IMF highlights Brazil’s fiscal transparency shortfalls

4 May 17

Patchy transparency in Brazil has compromised the effectiveness of the country’s fiscal policies, according to the International Monetary Fund.

Spreadsheet---ISTOCK.jpg

Spreadsheet

Photo: iStock

 

In an assessment of the country’s fiscal transparency, published yesterday, the IMF said Brazil had an incomplete picture of its fiscal situation, with the public sector deficit and liabilities significantly larger once these gaps were filled in.

Doing so would require a broadening of Brazil’s fiscal reports and the use of a number of accrual-based accounting concepts.

Currently, the fund’s report concluded that incomplete information, accounting changes and a lack of clarity meant the country’s reporting failed to capture the true state of the public finances.

This, it continued, undermined the country’s efforts to stick to its fiscal rules, which include limits in areas like spending and debt.

One issue highlighted was that Brazil’s fiscal reports did not cover the entire public sector, which includes, for instance, state-owned enterprises.

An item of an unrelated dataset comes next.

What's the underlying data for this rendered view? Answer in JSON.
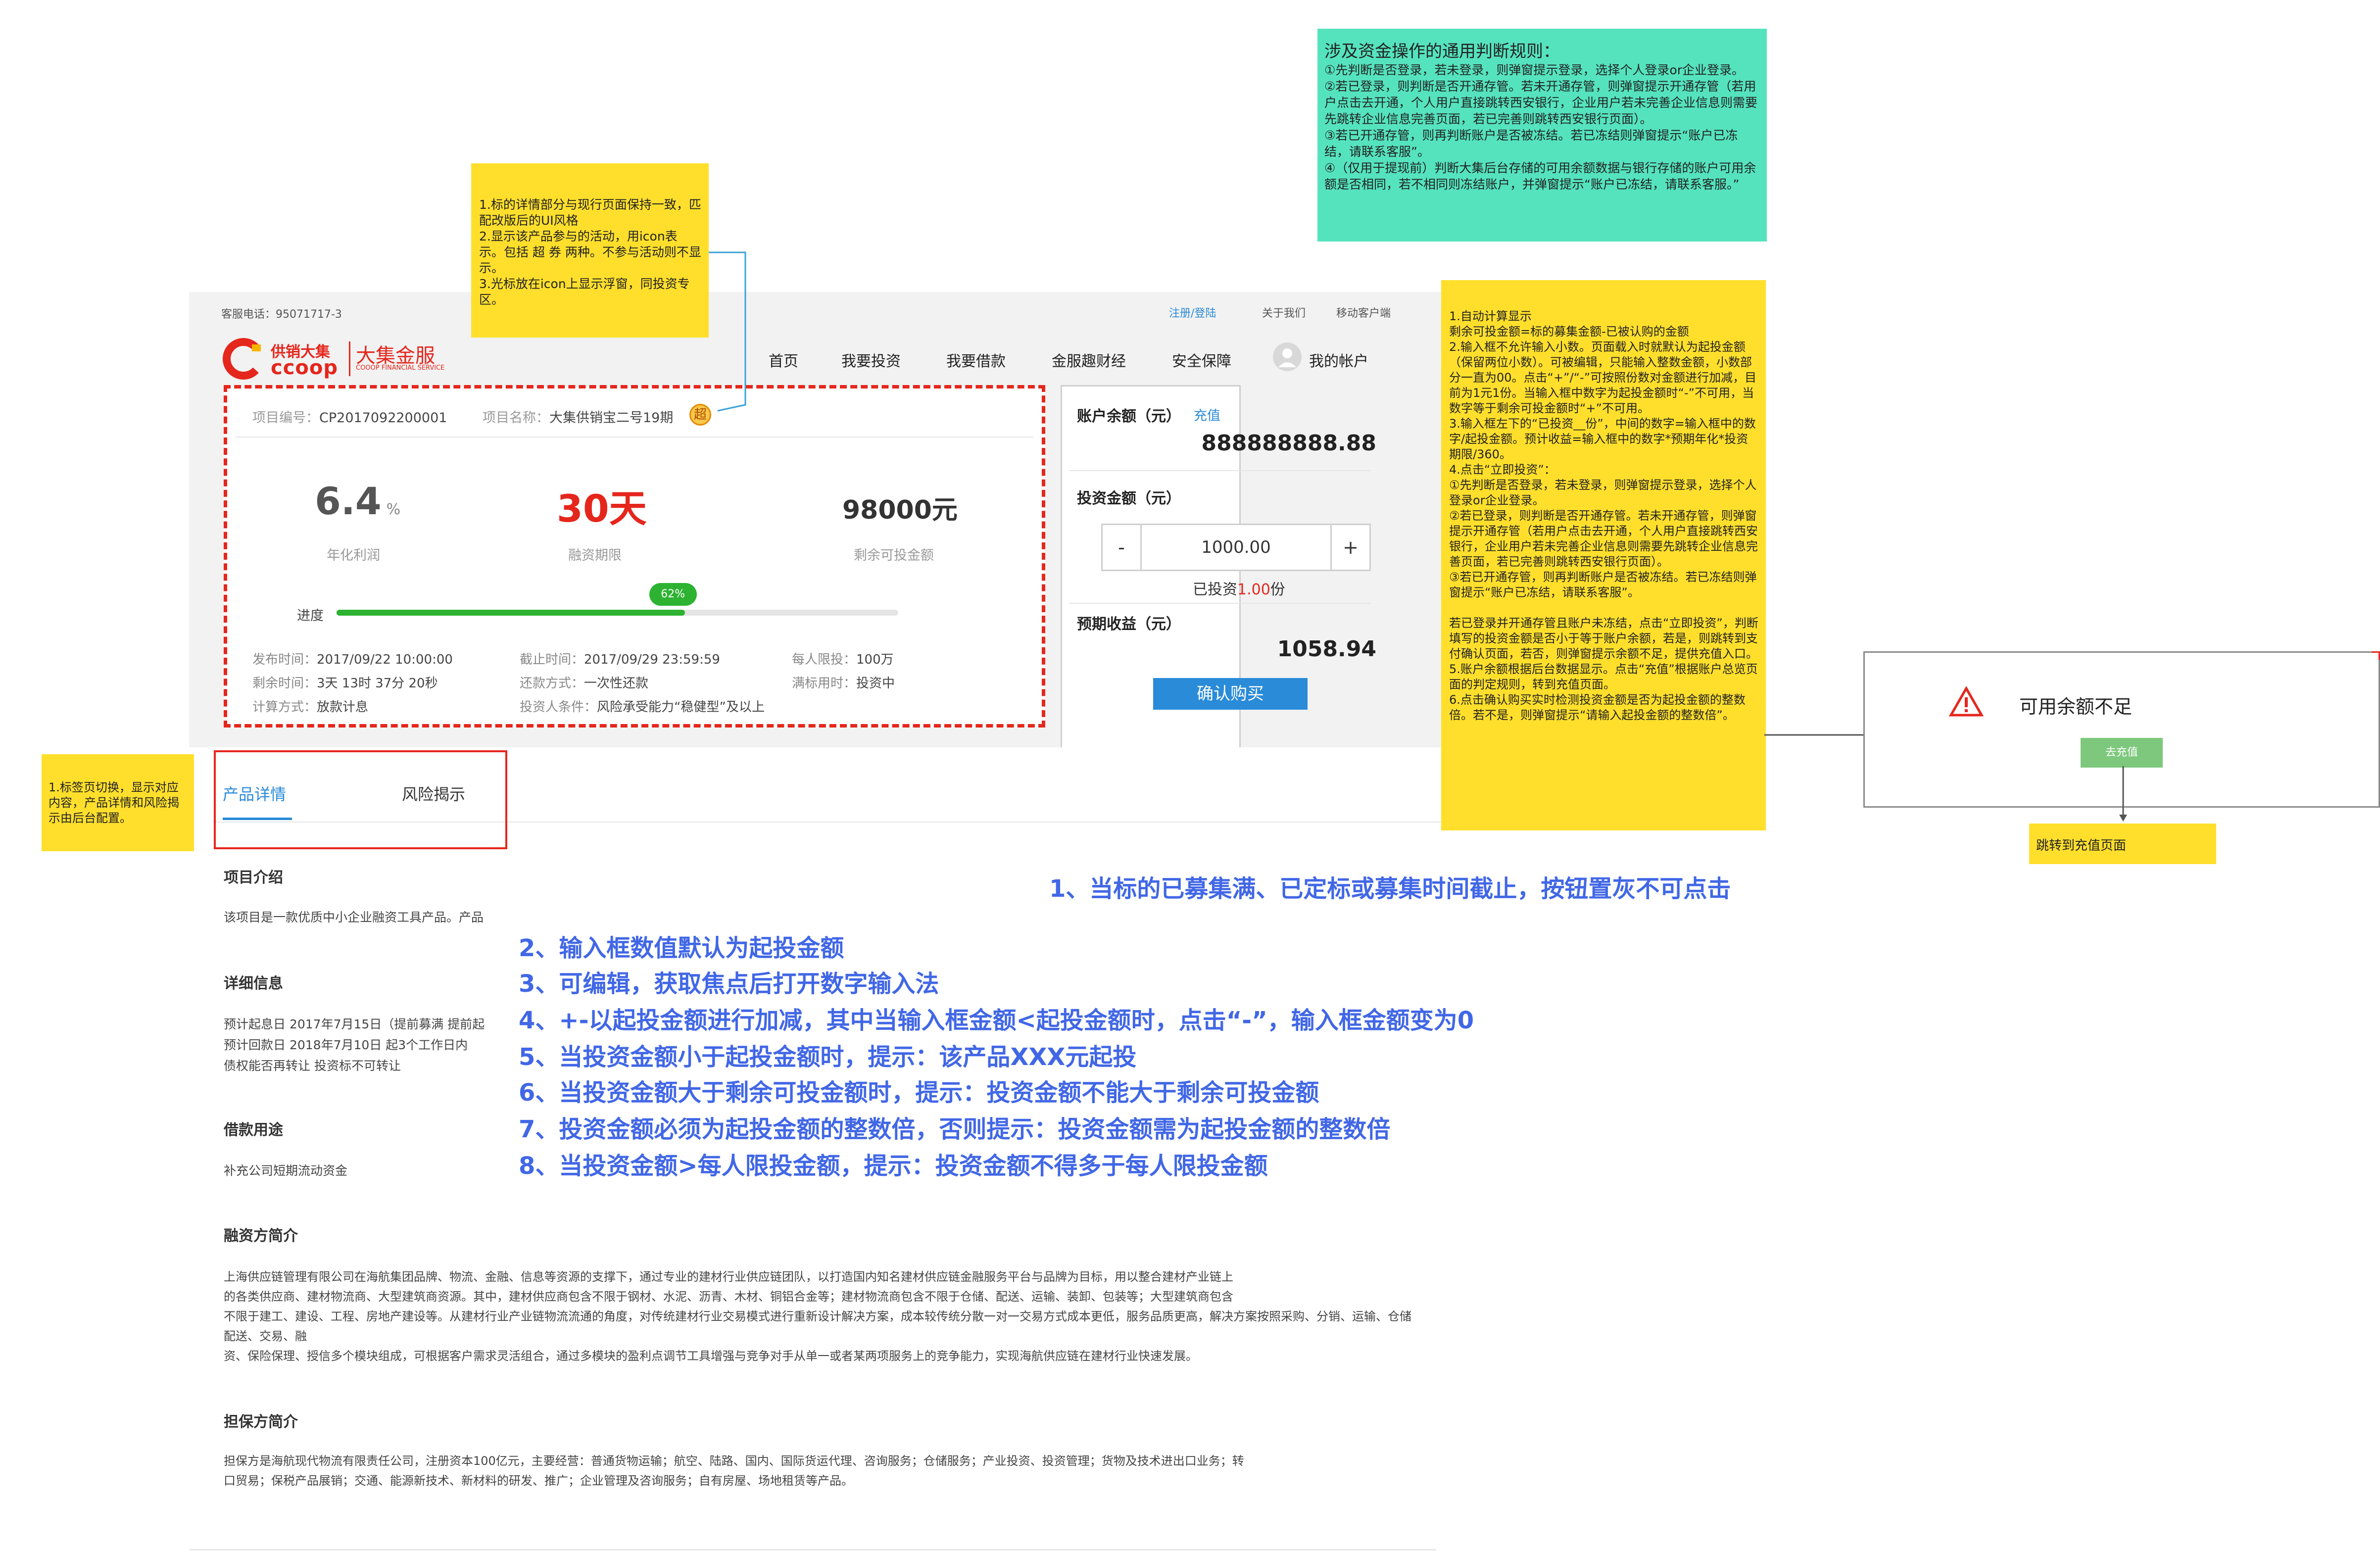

Adding national oil and electricity companies Petrobras and Eletrobras into the accounts would have increased Brazil’s deficit in 2014 – the first it had posted in over a decade – by around 1.3% of GDP.

The fund added that treatment of pensions and instruments like public-private partnerships in the Brazilian accounts also raises some “difficult questions” – an observation true for numerous countries around the world, especially with regards to pensions.

Including these would have pushed the 2014 public sector deficit up to 11.6% of GDP. Similarly, accounting for the pension liabilities of private sector workers would decrease the 2014 net worth of Brazil’s public sector to -209% of GDP.

Brazil’s public sector net worth is already much lower than that of other resource-rich countries, but greater transparency didn’t always mean worse figures.

The IMF pointed out that bringing Brazil’s public sector balance sheet in line with international standards, which would entail including currently unrecognised “subsoil assets” like oil, copper or gold, would improve Brazil’s net worth by 33%.